Almost all aspects of the conflict had led to bitter dispute, including the precise final tally of the bloodletting: 2,251 Palestinians killed and 11,231 injured in Gaza, 73 Israelis killed and 1,600 injured across the border.
Both Hamas and the Israeli military have been accused of multiple violations of international law which could amount to war crimes.
The Israelis hold that many of the Palestinian dead said to be civilians were actually fighters. Again, the figures are in dispute, but the UN says that among the dead were 551 children; those of us reporting from Gaza saw their broken bodies being pulled out of the rubble, young boys and girls who were not to survive their terrible injuries.

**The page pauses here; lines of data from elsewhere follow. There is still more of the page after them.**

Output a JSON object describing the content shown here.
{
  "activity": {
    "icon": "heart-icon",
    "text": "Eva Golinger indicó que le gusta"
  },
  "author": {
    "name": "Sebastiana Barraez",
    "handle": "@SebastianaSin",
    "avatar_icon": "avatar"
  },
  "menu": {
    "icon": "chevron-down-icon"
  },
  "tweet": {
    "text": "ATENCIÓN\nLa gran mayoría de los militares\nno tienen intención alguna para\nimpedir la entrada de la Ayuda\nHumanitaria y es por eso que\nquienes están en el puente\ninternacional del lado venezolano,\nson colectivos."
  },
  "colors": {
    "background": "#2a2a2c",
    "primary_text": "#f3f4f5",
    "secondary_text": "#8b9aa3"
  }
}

To what extent were these children, and other civilians, deliberately put in harm’s way by Hamas? Or were they killed because of Israeli indifference to inflicting casualties? And what about Israeli injuries and deaths – how much credence is there to Hamas claims that they only targeted the Israeli military?
It is true Israel warned of impending attacks, through leaflet drops and “knocks on the roof” by non-explosive missiles that warned residents they had 10 minutes to get out. But the grim reality was that since Gaza is a strip just 26 miles long and five miles wide, those fleeing often simply ended up on another, steadily constricting, killing ground.

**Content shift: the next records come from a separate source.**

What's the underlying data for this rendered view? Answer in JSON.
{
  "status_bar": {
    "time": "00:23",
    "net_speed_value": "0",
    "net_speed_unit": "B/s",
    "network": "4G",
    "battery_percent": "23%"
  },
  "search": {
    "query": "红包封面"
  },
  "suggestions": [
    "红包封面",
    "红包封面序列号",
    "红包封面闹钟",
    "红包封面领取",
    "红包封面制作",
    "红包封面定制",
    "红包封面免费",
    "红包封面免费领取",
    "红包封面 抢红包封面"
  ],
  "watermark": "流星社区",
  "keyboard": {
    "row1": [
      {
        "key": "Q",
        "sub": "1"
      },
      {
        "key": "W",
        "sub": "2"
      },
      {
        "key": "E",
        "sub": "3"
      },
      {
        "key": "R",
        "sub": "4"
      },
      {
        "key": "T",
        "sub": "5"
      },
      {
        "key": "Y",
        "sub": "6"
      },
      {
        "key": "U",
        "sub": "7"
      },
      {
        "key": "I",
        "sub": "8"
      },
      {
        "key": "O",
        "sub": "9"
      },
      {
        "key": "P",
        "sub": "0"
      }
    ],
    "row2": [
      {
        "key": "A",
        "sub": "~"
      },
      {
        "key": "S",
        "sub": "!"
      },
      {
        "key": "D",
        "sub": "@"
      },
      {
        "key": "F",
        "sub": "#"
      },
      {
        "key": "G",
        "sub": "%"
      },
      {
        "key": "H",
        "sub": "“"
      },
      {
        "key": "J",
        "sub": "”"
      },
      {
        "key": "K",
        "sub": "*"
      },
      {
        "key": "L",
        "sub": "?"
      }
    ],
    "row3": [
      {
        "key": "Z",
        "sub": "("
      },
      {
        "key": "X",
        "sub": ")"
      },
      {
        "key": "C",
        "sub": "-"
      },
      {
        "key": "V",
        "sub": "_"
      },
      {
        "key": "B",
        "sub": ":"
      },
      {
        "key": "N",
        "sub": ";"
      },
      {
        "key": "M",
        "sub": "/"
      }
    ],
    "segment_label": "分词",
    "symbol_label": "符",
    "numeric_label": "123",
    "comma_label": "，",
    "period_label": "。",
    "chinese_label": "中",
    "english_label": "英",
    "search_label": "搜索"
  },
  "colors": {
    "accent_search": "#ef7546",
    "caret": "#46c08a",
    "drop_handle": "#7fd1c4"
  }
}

Hamas fighters did indeed move among civilians. But unlike during previous Gaza conflicts, they tried not to be spotted by journalists. There were fleeting glimpses: during a temporary ceasefire in Shuja’iya district, I saw two men carrying out what appeared to be a body wrapped in a shroud. On closer inspection they turned out to be fighters, the “body” a machine-gun wrapped in a sheet.

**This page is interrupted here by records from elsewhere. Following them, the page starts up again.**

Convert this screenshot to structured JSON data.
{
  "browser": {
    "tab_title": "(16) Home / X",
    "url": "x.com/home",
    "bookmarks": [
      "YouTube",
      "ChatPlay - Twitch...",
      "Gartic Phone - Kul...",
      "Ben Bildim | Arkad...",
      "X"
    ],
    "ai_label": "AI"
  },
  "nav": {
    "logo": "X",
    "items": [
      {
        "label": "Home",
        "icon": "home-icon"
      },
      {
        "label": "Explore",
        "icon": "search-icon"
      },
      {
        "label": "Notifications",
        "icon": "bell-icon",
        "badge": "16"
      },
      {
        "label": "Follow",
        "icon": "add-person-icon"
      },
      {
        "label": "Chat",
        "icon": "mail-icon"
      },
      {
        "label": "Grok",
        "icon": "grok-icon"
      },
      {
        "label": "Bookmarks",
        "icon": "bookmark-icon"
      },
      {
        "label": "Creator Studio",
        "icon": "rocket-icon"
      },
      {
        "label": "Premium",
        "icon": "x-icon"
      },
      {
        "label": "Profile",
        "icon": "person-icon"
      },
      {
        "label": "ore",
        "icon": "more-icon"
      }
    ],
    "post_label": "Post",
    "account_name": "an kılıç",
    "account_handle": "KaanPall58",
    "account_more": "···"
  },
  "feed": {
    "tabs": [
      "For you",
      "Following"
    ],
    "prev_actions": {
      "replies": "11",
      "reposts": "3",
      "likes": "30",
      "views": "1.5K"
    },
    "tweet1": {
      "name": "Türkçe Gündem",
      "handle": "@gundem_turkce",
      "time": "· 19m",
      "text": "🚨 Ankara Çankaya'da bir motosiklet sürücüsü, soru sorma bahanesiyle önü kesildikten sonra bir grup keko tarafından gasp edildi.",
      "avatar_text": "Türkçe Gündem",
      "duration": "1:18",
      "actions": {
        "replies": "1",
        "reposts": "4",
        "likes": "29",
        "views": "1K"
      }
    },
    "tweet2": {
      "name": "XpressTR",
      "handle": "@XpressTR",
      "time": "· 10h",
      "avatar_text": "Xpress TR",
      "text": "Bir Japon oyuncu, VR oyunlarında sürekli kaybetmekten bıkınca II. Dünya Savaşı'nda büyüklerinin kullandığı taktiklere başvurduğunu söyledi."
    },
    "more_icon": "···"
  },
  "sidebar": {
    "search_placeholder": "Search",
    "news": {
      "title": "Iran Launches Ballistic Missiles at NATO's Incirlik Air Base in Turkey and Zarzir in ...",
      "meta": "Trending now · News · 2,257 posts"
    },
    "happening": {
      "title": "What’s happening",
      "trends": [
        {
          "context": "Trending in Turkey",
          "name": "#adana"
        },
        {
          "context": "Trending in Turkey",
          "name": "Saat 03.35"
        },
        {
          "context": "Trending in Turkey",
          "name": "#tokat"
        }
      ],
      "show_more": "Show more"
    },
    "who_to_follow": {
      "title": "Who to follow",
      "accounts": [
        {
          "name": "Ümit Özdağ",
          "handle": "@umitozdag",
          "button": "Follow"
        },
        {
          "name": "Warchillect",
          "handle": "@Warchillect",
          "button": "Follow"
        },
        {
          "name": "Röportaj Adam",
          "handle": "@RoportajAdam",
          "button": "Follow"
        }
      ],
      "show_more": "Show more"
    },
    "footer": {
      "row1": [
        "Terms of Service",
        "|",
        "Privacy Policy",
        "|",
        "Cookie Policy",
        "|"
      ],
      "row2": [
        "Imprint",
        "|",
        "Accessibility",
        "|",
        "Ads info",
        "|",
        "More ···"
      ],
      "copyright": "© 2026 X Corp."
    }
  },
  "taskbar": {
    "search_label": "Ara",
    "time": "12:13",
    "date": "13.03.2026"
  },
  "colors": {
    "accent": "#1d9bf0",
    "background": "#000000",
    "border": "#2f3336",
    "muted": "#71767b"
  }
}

Hamas also fired rockets from civilian areas, but with 1.7 million people crammed into such a small space, no one could ever be very far from people. However, the group’s claim that they were only targeting the Israeli military does not bear scrutiny. Most of the rockets fired by them and by Islamic Jihad did not have guidance systems. There is strong suspicion that a devastating blast that killed 10 children at the Beach camp in Gaza City was from a Hamas rocket which had fallen short, and was not the work of Israelis.
The inquiry looked at large-scale deaths caused by Israeli air strikes that were ostensibly targeted at one or two people. I wrote at the time about Tawfiq Abu Jamaa, who was at prayers when missiles destroyed his home and killed 24 members of his family. Mr Jamaa was a policeman; but did that make him a legitimate target, I asked in my article.
Later, on coming out of Gaza, I met an Israeli official, an acquaintance of long standing, in Jerusalem. “What you didn’t know was that a senior Hamas member, Ahmad Suleiman Sahmoud, was visiting the house,” he said. As Sahmoud had obviously been tracked there, I asked, why wasn’t he killed on the road? Why wait until he was at dinner in a house full of women and children? The official said he was not privy to all the operational details.